Afrique : le 8 mars, journée des femmes et non pas fête de la femme

Le 8 Mars est une date mémorable puisque l’on célèbre toutes les femmes du monde. Et en Afrique cet événement prend un sens encore plus fort.

Quand je dis célébrer ici, je devrais plutôt dire que l’on met en avant toutes ces femmes et filles à l’échelle internationale.

Des festivités qui retentissent un peu partout sur le continent :

Au Tchad par exemple ce n’est pas uniquement le 8 Mars qui est célébré, mais bien la semaine comprenant cette journée. On parle de SENAFET, entendons par là : Semaine Nationale de la Femme Tchadienne.

Par ailleurs, cette année, le thème de cet événement portera sur : « le respect des droits des femmes et des filles, un défi pour l’atteinte des objectifs de développement durable ».

 

Le pagne, symbole de la célébration de la journée de la femme :

En effet, comme à chaque année au Tchad ou encore au Cameroun, le pagne du 8 Mars en est l’emblème national.
Les femmes défilent et paradent dans les villes en exposant avec fierté leur nouveau modèle.

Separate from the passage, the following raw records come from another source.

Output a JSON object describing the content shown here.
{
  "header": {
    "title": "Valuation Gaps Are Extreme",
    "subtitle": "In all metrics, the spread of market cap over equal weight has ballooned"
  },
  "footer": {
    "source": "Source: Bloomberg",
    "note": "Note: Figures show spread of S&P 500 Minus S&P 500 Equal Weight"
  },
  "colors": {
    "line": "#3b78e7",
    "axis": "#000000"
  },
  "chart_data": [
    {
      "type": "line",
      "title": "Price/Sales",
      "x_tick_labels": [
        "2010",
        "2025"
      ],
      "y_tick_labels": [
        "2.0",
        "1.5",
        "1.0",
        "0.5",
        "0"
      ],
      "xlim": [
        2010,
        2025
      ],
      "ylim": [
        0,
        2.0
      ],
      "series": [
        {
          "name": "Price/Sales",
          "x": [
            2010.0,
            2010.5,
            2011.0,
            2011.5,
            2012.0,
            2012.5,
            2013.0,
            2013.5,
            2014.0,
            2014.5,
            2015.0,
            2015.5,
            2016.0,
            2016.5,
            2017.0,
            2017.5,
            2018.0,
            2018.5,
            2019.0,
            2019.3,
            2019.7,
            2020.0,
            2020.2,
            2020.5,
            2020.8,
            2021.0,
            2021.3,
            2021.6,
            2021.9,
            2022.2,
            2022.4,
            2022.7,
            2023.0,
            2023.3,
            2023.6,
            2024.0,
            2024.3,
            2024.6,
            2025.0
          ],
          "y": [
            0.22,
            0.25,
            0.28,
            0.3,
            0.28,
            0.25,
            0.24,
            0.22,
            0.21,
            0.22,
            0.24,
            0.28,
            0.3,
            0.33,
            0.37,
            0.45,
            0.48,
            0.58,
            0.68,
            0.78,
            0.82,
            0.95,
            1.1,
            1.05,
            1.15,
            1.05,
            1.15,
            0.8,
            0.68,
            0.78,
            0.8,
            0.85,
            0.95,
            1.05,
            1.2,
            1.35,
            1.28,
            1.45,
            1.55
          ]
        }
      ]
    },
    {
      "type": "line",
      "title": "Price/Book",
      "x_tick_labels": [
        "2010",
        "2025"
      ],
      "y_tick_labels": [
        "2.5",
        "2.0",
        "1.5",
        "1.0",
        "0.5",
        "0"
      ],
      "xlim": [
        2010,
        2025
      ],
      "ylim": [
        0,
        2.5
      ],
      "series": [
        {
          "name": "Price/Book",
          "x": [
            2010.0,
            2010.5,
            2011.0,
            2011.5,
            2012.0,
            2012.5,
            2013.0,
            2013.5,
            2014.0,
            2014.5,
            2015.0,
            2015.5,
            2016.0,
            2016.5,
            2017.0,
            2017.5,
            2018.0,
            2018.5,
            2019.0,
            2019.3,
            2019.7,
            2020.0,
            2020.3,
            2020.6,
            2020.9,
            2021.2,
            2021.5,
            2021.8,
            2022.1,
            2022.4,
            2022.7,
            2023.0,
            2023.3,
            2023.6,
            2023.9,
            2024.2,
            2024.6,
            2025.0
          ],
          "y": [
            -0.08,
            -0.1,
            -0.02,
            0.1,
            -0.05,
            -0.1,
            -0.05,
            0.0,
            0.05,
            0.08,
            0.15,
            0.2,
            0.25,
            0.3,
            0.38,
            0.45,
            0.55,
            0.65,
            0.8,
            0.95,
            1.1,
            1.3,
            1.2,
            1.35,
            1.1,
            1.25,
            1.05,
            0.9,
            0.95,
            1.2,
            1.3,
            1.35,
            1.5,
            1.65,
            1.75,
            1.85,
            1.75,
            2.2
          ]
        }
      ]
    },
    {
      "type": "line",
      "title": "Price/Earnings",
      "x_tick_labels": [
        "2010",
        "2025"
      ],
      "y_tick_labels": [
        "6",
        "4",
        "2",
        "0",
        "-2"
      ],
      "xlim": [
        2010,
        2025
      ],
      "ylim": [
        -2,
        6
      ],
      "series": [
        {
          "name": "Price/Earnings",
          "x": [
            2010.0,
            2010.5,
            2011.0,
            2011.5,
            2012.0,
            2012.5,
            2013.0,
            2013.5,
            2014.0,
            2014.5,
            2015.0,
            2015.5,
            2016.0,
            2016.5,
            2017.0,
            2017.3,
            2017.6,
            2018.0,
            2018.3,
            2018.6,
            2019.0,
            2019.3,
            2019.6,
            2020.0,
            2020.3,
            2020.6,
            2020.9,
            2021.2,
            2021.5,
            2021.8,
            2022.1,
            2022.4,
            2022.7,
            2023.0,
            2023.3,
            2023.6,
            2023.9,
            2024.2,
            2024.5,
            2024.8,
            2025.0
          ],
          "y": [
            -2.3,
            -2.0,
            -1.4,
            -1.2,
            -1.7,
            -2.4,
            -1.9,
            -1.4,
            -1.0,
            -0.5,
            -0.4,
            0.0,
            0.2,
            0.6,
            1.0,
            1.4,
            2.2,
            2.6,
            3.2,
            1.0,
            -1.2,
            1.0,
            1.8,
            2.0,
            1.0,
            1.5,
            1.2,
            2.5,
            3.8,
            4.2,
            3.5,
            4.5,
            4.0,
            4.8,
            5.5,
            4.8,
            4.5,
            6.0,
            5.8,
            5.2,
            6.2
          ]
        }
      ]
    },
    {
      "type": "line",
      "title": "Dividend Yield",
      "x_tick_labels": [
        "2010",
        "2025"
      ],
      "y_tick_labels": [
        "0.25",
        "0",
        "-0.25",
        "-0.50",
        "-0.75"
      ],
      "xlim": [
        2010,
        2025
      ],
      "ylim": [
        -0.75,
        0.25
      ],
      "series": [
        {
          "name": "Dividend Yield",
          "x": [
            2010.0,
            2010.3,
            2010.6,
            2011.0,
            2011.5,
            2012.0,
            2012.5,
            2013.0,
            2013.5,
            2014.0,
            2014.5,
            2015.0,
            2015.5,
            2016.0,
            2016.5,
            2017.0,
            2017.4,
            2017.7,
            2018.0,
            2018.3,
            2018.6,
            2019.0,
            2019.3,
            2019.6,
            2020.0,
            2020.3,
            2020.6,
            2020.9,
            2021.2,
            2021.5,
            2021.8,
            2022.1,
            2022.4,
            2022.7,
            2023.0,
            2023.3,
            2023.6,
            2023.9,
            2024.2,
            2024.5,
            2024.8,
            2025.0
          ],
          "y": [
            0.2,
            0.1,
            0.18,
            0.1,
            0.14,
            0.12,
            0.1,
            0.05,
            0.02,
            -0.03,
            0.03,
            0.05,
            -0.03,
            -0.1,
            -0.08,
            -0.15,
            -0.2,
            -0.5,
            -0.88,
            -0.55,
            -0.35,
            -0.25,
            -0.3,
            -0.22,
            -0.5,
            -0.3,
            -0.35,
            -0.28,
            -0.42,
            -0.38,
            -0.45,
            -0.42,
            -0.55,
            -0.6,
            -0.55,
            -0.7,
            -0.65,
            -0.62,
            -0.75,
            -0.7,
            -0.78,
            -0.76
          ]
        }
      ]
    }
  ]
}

Pour donner une idée des prix : au Tchad, l’étoffe de pagne cette année coûte 12.500 FCFA contre 6800 FCFA au Cameroun.

Motifs pagnes Journée de la Femme au Tchad CC: Phenix Imagine

 

Motifs pagnes Journée de la Femme au Tchad CC: Actu Cameroun

Bien souvent après les différentes festivités et parades, les femmes prennent d’assaut les bars et différents lieux de vie des grandes villes afin d’y partager des verres et s’amuser. Et une fois cet événement fini, on retombe dans les mêmes problématiques majeures non résolues.

Une journée de lutte et non pas de fête :

C’est à se demander si derrière toutes ces festivités, le sens premier de cette journée est respecté, à savoir celui de la lutte pour l’amélioration des conditions de la femme.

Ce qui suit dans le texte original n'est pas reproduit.